Friday, 28 May 2010
Aurelie Walker is the Trade Policy Advisor at Fairtrade Foundation
In his interview with the Today programme on Radio 4 yesterday morning David Cameron‘s fleeting reference to concluding the Doha Round of trade negotiations in the World Trade Organisation (WTO) as a stimulus to growth in the Eurozone roused little excitement in the interviewer. However, for those working to cushion developing countries from the negative effects of trade liberalisation, ears pricked up.
Cameron rightly pointed out concluding the Round is a complicated matter. He is clearly well briefed on the intricacies of commercial diplomacy. The intricacies of international development may be equally as difficult to overcome.

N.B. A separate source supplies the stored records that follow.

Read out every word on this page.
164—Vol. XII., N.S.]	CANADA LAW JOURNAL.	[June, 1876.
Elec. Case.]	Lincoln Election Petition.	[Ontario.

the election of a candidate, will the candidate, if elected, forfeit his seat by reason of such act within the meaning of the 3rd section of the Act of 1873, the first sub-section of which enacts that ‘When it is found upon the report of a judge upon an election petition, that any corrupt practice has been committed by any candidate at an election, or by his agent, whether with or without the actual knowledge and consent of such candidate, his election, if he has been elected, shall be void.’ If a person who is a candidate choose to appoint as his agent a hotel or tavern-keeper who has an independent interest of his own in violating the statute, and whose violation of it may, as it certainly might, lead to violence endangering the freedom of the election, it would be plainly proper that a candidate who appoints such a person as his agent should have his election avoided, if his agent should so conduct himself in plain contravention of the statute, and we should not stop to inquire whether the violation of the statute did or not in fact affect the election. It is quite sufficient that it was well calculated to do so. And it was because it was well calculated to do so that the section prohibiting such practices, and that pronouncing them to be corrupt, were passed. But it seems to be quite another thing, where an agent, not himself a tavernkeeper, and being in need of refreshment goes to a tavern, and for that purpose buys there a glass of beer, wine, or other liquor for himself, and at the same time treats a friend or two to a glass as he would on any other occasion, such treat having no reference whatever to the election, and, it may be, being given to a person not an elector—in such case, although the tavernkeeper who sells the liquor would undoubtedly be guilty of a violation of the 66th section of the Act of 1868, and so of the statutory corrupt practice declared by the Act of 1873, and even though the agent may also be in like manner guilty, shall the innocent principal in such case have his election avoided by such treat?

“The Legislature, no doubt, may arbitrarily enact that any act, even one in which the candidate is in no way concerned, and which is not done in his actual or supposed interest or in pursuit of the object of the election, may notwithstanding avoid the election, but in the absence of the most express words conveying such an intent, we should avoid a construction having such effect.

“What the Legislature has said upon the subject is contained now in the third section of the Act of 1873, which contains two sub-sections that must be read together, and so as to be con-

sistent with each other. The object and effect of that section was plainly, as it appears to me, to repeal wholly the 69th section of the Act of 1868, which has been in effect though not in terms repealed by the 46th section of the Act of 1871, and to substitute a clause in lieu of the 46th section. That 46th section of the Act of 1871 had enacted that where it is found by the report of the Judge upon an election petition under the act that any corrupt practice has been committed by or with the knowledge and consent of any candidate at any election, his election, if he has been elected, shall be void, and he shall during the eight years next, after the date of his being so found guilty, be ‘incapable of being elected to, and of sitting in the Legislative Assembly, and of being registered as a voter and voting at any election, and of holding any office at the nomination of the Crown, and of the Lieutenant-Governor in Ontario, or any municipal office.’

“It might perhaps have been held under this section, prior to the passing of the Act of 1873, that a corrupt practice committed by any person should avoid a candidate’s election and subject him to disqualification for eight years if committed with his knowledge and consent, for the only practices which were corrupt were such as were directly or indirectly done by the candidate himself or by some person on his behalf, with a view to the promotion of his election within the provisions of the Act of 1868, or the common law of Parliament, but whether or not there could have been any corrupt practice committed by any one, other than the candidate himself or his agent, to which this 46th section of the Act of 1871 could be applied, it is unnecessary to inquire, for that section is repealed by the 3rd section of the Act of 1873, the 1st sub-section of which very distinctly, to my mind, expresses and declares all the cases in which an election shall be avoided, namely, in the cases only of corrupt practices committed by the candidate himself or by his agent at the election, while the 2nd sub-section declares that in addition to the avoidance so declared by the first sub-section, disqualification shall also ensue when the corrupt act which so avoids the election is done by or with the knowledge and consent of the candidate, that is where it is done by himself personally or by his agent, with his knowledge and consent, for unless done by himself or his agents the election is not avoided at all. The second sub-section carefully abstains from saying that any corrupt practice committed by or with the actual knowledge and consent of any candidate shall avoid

The Development Round has stalled because of the disparate definitions of ‘development’ among the WTO membership. The G8, emerging economies, least developed countries and small island states rarely see eye to eye on this – the central objective of the nine-year-old round of trade negotiations. Without a common consensus on development, the Development Round cannot be revived, let alone concluded. The Treasury perspective expressed in the interview, that concluding the round would be a stimulus to growth that ‘does not cost anything’ and that ‘doesn’t put up the budget deficit’ does not present the full picture.Questions of migration, conflict and poverty reduction are inextricably linked to a country’s economic and trade policies. This is recognised by the new ‘post-Lisbon’ EU in its revamped commitment to ‘Policy Coherence for Development’. For some reason, the trade experts are the last to concede what every other social scientist has acknowledged; that unfettered trade liberalisation is not a synonym for ‘development’. In fact, the more the trade policy tools available to developing countries to manage their economy are restricted, the greater the income inequalities that will arise from any growth; as attested by India’s, Brazil’s, as well as Sub-Saharan Africa’s experience. If the European position in the Development Round is not development oriented and leads to increased inequality and pushes the marginalised further into poverty - at home and abroad- it will be paid for in other ways as the consequences unfurl - Greece and Jamaica are the most recent tragic examples. The Treasury should be aware that pushing trade liberalisation as a stimulus to growth without a consensus on development in the WTO can indeed be very costly.